Made with the against-all-odds Brit-dramedy template that probably should’ve been broken — or at least put into lengthy hibernation — after the Full Monty, Gaby Dellal’s On a Clear Day leaks enough sentimentalism to slay Lars von Trier. The man against the wall here is Frank Redmond, a stoic, no-nonsense Glaswegian shipbuilder whose one-dimensionally asshole boss lays him off after 30 years of company dedication. So Frank reacts the way anyone would: he decides to swim the English Channel.
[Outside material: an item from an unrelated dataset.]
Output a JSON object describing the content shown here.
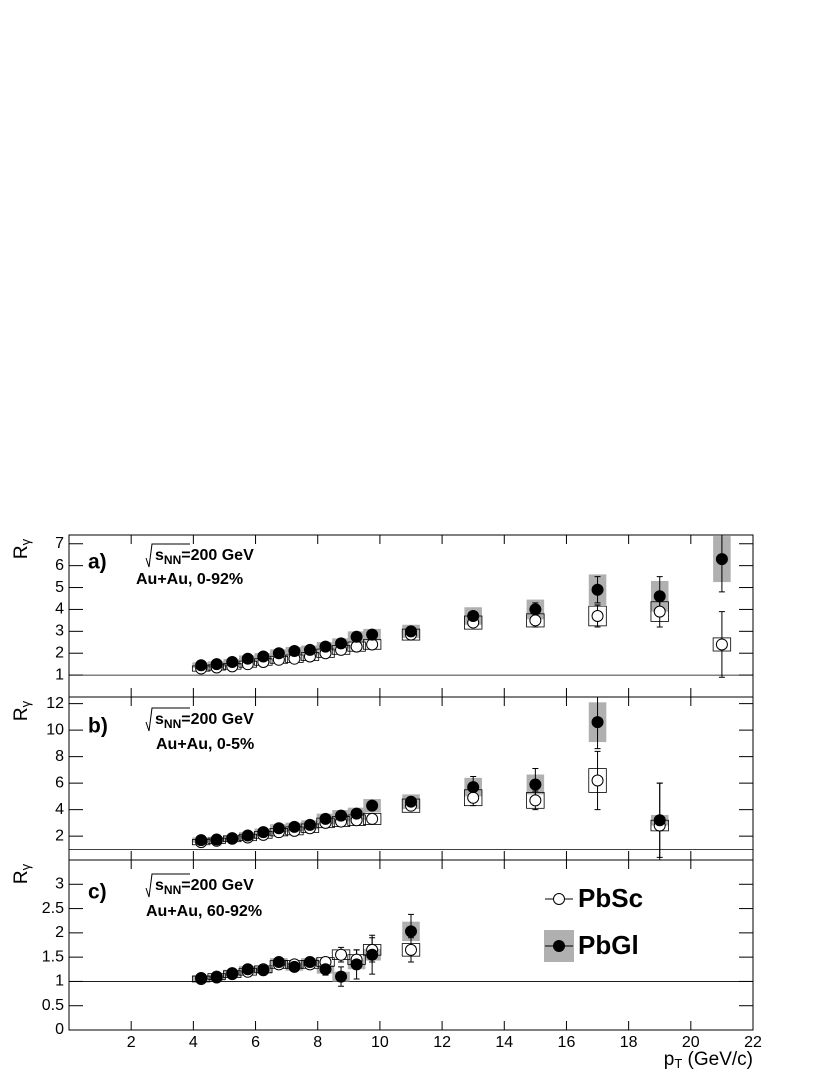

Needing help to train and plan, Frank recruits his crew of quirky mates — stock characters all, from the cutesy-lecherous Merv the Perv, the inept-but-cheerful Danny, and the loony-but-loveable sailor Mad Bob. From there, uninspired subplots abound, often having to do with Frank’s long-simmering guilt over his son’s drowning death (talk about irony!) and the alienation between him and his wife, Joan. When Frank finds new determination after observing a handicapped boy swimming the width of a pool, Clear Day reaches the treacle tipping point. Two guesses as to his success swimming the Channel and patching things up with his family a few minutes later.
Dellal’s greenness is constantly apparent. Unlike in Jim Sheridan’s achingly sad and beautiful ode to his lost son, In America, the deep psychological wound of losing a child bears no weight in Clear Day. Only Frank seems to remember the kid; even Joan is oddly detached from any kind of mourning. As Frank, Peter Mullan is the strong, rugged anchor of Clear Day. But Dellal undermines his performance — and the emotions at the movie’s center — with cliché pub humor, slapstick stupidity, and a goose-bumps-on-cue score. Clear Day is harmless enough, but, alas, that very ineffectiveness is its fatal flaw.